OUR LOWEST MOMENT: Realizing we were too tired to live our own lives. "I couldn't believe that reflection in the mirror was me," Zanoni says. "I felt hopeless." Diaz remembers listening to her kids tear through the house while she lay on the couch, too tired to stop them. "It just took too much effort."
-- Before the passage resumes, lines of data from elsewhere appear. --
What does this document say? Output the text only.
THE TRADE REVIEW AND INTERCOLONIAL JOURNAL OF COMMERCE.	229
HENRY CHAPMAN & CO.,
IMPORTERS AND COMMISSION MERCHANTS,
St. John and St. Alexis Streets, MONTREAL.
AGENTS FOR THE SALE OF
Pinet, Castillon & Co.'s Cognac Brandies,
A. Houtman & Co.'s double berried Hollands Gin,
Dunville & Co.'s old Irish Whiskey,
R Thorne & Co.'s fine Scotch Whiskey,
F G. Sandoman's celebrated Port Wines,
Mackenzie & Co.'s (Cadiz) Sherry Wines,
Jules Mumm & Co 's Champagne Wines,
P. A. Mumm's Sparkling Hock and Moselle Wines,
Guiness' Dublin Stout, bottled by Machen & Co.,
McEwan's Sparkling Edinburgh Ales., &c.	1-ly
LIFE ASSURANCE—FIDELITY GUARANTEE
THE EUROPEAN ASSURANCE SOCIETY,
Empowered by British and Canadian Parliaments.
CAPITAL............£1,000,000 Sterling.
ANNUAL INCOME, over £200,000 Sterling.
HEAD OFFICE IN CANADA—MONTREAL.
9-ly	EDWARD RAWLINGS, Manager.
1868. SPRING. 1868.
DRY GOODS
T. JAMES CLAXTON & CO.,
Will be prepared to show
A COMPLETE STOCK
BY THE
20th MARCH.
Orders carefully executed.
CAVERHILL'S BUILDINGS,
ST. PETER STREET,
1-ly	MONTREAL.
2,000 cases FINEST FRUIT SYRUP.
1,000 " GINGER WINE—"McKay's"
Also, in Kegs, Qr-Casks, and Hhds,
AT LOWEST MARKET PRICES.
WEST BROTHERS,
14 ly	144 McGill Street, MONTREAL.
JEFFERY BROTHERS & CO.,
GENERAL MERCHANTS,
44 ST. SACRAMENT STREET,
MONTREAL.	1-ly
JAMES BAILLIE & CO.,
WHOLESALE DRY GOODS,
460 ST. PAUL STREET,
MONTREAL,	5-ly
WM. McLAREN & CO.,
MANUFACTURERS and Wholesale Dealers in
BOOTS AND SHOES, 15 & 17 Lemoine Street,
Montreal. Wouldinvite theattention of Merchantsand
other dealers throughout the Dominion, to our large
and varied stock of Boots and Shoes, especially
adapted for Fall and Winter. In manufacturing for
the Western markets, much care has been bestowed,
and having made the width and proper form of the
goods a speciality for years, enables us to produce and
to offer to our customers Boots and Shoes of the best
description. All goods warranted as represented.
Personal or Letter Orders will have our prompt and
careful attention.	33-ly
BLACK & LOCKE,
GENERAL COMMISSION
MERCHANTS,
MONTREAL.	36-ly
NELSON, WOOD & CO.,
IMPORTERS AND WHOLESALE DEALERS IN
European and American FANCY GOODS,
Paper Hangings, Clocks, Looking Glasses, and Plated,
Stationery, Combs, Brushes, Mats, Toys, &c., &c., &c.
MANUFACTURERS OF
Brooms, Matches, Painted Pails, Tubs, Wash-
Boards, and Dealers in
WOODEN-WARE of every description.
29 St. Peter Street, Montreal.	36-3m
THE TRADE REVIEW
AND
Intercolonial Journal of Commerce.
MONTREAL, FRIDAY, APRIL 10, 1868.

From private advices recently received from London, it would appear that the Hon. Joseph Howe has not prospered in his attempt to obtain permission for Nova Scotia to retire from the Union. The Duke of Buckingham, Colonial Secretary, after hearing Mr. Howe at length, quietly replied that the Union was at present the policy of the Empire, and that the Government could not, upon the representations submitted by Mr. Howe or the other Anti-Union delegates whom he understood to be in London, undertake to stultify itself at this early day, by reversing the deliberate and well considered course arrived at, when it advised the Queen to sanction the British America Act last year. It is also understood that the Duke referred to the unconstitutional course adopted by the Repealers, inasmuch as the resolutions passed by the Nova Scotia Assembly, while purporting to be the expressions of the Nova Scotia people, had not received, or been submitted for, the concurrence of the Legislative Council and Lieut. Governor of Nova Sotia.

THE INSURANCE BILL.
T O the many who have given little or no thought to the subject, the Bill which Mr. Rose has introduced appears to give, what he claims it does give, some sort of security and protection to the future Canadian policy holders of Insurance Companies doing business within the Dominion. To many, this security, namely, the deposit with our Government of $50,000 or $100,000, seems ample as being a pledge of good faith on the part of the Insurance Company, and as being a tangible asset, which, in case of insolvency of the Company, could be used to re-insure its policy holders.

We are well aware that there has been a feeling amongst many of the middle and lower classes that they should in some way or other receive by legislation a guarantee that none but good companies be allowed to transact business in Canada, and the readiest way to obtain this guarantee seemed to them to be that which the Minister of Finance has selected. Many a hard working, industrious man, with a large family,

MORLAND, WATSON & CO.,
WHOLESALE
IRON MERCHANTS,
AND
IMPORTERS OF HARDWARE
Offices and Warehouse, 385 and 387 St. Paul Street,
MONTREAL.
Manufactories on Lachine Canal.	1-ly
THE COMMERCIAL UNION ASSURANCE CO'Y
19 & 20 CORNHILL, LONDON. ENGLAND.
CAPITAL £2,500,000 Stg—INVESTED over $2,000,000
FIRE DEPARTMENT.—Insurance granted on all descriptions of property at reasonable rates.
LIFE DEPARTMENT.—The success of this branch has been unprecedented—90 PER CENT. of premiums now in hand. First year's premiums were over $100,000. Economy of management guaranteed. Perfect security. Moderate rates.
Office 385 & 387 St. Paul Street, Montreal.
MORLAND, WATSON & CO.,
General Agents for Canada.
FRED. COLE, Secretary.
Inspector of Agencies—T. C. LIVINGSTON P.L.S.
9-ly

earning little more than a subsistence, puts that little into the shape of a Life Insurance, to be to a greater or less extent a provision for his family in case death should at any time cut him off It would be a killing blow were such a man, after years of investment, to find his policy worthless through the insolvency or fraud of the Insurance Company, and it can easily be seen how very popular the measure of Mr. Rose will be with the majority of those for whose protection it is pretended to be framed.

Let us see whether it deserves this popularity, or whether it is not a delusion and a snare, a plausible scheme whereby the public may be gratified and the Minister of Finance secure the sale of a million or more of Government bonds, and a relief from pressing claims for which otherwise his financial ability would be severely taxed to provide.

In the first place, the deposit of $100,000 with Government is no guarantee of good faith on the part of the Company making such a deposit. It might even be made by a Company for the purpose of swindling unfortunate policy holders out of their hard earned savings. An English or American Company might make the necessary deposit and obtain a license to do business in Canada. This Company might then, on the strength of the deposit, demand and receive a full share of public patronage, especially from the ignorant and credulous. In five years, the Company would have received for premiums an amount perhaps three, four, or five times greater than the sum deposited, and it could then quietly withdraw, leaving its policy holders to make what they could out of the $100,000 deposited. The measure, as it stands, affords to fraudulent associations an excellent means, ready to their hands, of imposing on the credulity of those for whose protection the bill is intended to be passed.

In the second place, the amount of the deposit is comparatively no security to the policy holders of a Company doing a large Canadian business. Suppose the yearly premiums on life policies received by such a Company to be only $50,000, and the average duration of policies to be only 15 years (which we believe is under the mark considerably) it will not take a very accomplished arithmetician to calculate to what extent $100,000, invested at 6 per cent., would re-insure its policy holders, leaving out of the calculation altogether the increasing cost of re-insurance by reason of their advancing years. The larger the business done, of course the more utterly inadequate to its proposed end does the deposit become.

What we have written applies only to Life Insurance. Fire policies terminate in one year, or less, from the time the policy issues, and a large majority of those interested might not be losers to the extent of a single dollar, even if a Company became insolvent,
WHAT FINALLY WORKED FOR US: The Weigh Down Method. Both devout Christians, Zanoni and Diaz were drawn to the Weigh Down Method, which uses biblical teachings and a spiritual emphasis to help participants become more mindful about their eating habits, rather than approaching diets as a mathematical equation. One of the main goals: switching the focus from food to faith. "I used to deal with my stress by plowing through a pan of brownies," says Zanoni, who began strictly following the WDM in 2001 because it doesn't force a prescribed set of food rules or preach regular exercise. "Now, when I feel stressed, I pray instead," she says. Over the next 2 years, she lost 80 pounds and has kept the weight off for more than 9 years.
Diaz, who dropped 30 pounds on a 30-day juice fast in February 1998, knew she needed to find a more sustainable way to reach her goal weight and began the WDM a few weeks later. Within a year of following the principles, Diaz dropped 50 pounds. "I ate only when my stomach growled and stopped when I was satisfied," says Diaz.
OUR "TAKE IT OFF, LEAVE IT OFF" SECRETS
Take the work out of working out. "I haven't gone to the gym in ten years, and I don't miss it one bit!" says Zanoni. "I stay active by running after my grandkids."
Eat your favorite foods first. "It helps me eat less overall without eliminating my high-fat favorites like ice-cream sundaes and chips and guacamole," says Diaz.